Stem Cell Therapy Could Help Treat Chronic Bacterial Lung Infections
Secondary tuberculosis infection and close-up view of Mycobacterium tuberculosis bacteria, the causative agent of tuberculosis. Computer illustration showing small-sized solid nodular mass located in the upper lobe of right lung near lung apex.

Researchers at Case Western Reserve University showed that a stem cell-based therapy has promise for treating resistant and chronic lung infections with non-tuberculosis mycobacteria.

Using a human cell line and a mouse model, the research team demonstrated that human marrow‐derived mesenchymal stem cells (MSCs) have antimicrobial and anti-inflammatory activity against Mycobacterium avium and/or M. intracellulare.

Mycobacteria is a common genus of bacteria mostly known for causing tuberculosis—M. tuberculosis—and also leprosy—M. leprae. However, there are several other species in this group that can also cause chronic lung disease, including M. avium and M. intracellulare, in some people, often in vulnerable individuals such as those with cystic fibrosis.  In the U.S. alone there are over 100,000 people living with this type of infection.

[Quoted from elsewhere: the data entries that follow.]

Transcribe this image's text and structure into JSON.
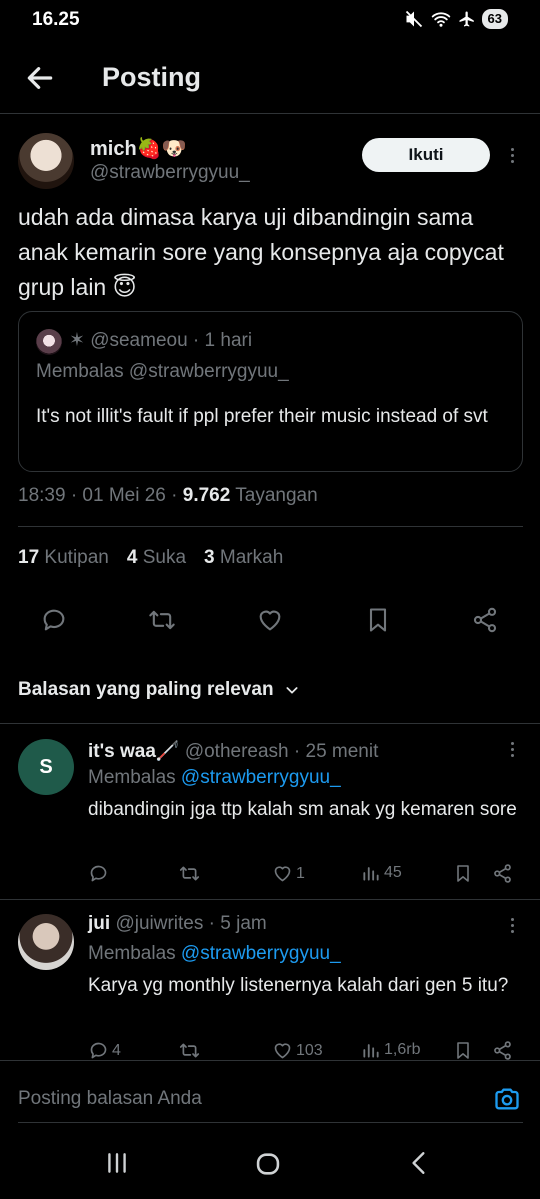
{
  "status_bar": {
    "time": "16.25",
    "battery": "63"
  },
  "header": {
    "title": "Posting"
  },
  "post": {
    "author_name": "mich🍓🐶",
    "author_handle": "@strawberrygyuu_",
    "follow_label": "Ikuti",
    "text": "udah ada dimasa karya uji dibandingin sama anak kemarin sore yang konsepnya aja copycat grup lain 😇",
    "quote": {
      "header": "✶ @seameou · 1 hari",
      "reply_to": "Membalas @strawberrygyuu_",
      "text": "It's not illit's fault if ppl prefer their music instead of svt"
    },
    "meta": {
      "time_date": "18:39 · 01 Mei 26 · ",
      "views": "9.762",
      "views_label": " Tayangan"
    },
    "stats": {
      "quotes": "17",
      "quotes_label": " Kutipan",
      "likes": "4",
      "likes_label": " Suka",
      "bookmarks": "3",
      "bookmarks_label": " Markah"
    }
  },
  "relevance_label": "Balasan yang paling relevan",
  "replies": [
    {
      "avatar_letter": "S",
      "name": "it's waa🦯",
      "handle_time": " @othereash · 25 menit",
      "reply_prefix": "Membalas ",
      "reply_handle": "@strawberrygyuu_",
      "text": "dibandingin jga ttp kalah sm anak yg kemaren sore",
      "replies_count": "",
      "likes": "1",
      "views": "45"
    },
    {
      "name": "jui",
      "handle_time": " @juiwrites · 5 jam",
      "reply_prefix": "Membalas ",
      "reply_handle": "@strawberrygyuu_",
      "text": "Karya yg monthly listenernya kalah dari gen 5 itu?",
      "replies_count": "4",
      "likes": "103",
      "views": "1,6rb"
    }
  ],
  "composer": {
    "placeholder": "Posting balasan Anda"
  },
  "colors": {
    "background": "#000000",
    "text": "#e7e9ea",
    "muted": "#71767b",
    "accent": "#1d9bf0",
    "divider": "#2f3336"
  }
}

“Non-tuberculosis mycobacteria infections can be very difficult to resolve,” said Tracey Bonfield, Ph.D., an associate professor at Case Western and the first author of the article describing the work, which is published in the journal STEM CELLS Translational Medicine.

“Treatment typically requires taking multiple antibiotics, often for years. Patients who suffer from chronic NTM infection not only deal with the consequences of the disease, but also the toxicity, as well as inefficiency and side effects of the antibiotics used to treat it.”

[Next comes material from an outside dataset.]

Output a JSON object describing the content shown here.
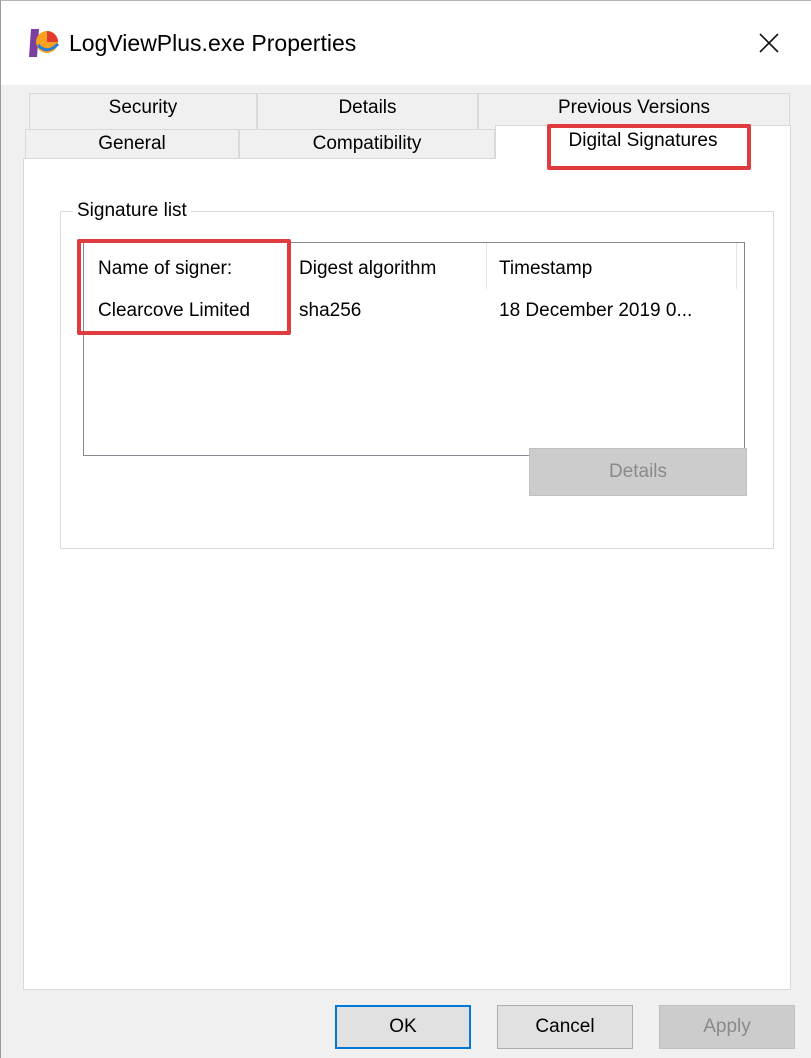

Using a human cell line and a mouse model of this type of infection, Bonfield and co-authors showed that marrow-derived MSCs have potential to treat this kind of chronic infection. They have direct antimicrobial activity, secreting antimicrobial ‘helper’ molecules such as CCL20 and IL-6, among others, that help the body to fight off the infection.

They can also increase the efficacy of antibiotic treatment, meaning that less of the drugs might be needed to treat such a chronic infection. This could in turn help reduce toxic side effects associated with this treatment.

The team cautions that there is likely to be variability in efficacy of stem cell antimicrobial and anti-inflammatory effects depending on the donor of the cells. Levels of helper immune molecules such as CCL20 and IL-6 varied between donors and seemed to have a direct impact on the antimicrobial activity of the cells.

“Every donor human MSC preparation has a unique profile in terms of response to pathogens, which likely translates into the downstream events related to successful potency and host response to treatment,” write the authors.

“Future studies are planned to evaluate unique human MSC fingerprints associated with antimicrobial potency and whether it is global or pathogen specific,” they conclude.

The team behind this study have previously shown that human MSCs have the potential to treat other types of lung infections such as those caused by Pseudomonas aeruginosa and Staphylococcus aureus, but this is the first study applying this knowledge to target mycobacterial infections.